Town reached the top of the ladder, and he pulled out the knife. He found a small branch that seemed to meet Mr. World’s specifications, and hacked at the base of it with the knife blade, cutting it half through, then breaking it off with his hand. It was about thirty inches long.
He put the knife back in its sheath. Then he started to climb back down the ladder. When he was opposite Shadow, he paused. “God, I hate you,” he said. He wished he could just have taken out a gun and shot him, and he knew that he could not. And then he jabbed the stick in the air toward the hanging man, in a stabbing motion. It was an instinctive gesture, containing all the frustration and rage inside Town. He imagined that he was holding a spear and twisting it into Shadow’s guts.
“Come on,” he said, aloud. “Time to get moving.” Then he thought, First sign of madness. Talking to yourself. He climbed down a few more steps, then jumped the rest of the way to the ground. He looked at the stick he was holding, and felt like a small boy, holding his stick as a sword or a spear. I could have cut a stick from any tree, he thought. It didn’t have to be this tree. Who the fuck would have known?
And he thought, Mr. World would have known.
He carried the ladder back to the farmhouse. From the corner of his eye he thought he saw something move, and he looked in through the window, into the dark room filled with broken furniture, with the plaster peeling from the walls, and for a moment, in a half dream, he imagined that he saw three women sitting in the dark parlor.
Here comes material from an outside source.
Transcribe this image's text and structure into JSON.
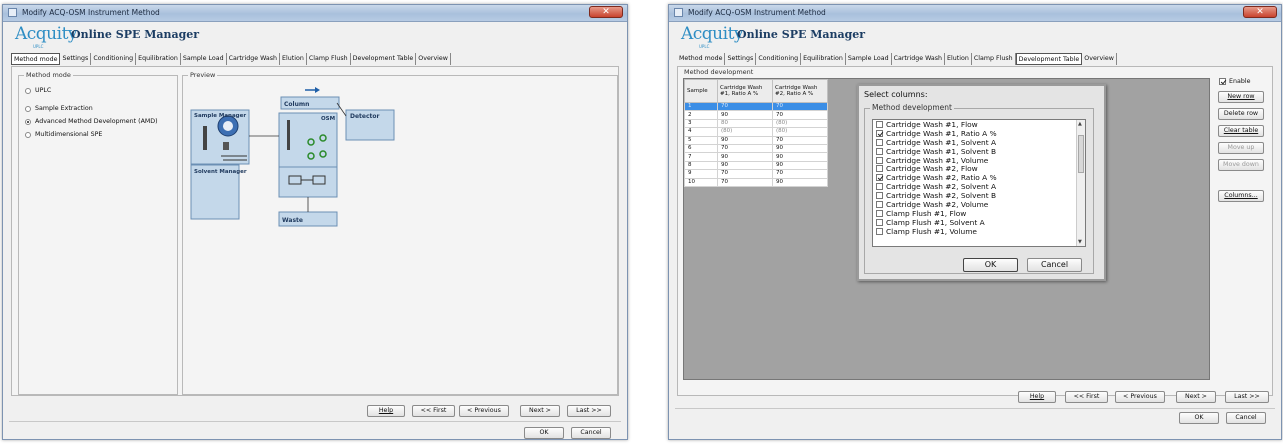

One of them was knitting. One of them was staring directly at him. One of them appeared to be asleep. The woman who was staring at him began to smile, a huge smile that seemed to split her face lengthwise, a smile that crossed from ear to ear
. Then she raised a finger and touched it to her neck, and ran it gently from one side of her neck to the other.
That was what he thought he saw, all in a moment, in that empty room, which contained, he saw at a second glance, nothing more than old rotting furniture and fly-spotted prints and dry rot. There was nobody there at all.
He rubbed his eyes.
Town walked back to the brown Ford Explorer and climbed in. He tossed the stick onto the white leather of the passenger seat. He turned the key in the ignition. The dashboard clock said 6:37 A.M. Town frowned, and checked his wristwatch, which blinked that it was 13:58.
Great, he thought. I was either up on that tree for eight hours, or for minus a minute. That was what he thought, but what he believed was that both timepieces had, coincidentally, begun to misbehave.
On the tree, Shadow’s body began to bleed. The wound was in his side. The blood that came from it was slow and thick and molasses-black.
Clouds covered the top of Lookout Mountain.
Easter sat some distance away from the crowd at the bottom of the mountain, watching the dawn over the hills to the east. She had a chain of blue forget-me-nots tattooed around her left wrist, and she rubbed them, absently, with her right thumb.
Another night had come and gone, and nothing. The folk were still coming, by ones and twos. The last night had brought several creatures from the southwest, including two small boys each the size of an apple tree, and something that she had only glimpsed, but that had looked like a disembodied head the size of a VW bug. They had disappeared into the trees at the base of the mountain.
Nobody bothered them. Nobody from the outside world even seemed to have noticed they were there: she imagined the tourists at Rock City staring down at them through their insert-a-quarter binoculars, staring straight at a ramshackle encampment of things and people at the foot of the mountain, and seeing nothing but trees and bushes and rocks.
She could smell the smoke from a cooking fire, a smell of burning bacon on the chilly dawn wind. Someone at the far end of the encampment began to play the harmonica, which made her, involuntarily, smile and shiver. She had a paperback book in her backpack, and she waited for the sky to become light enough for her to read.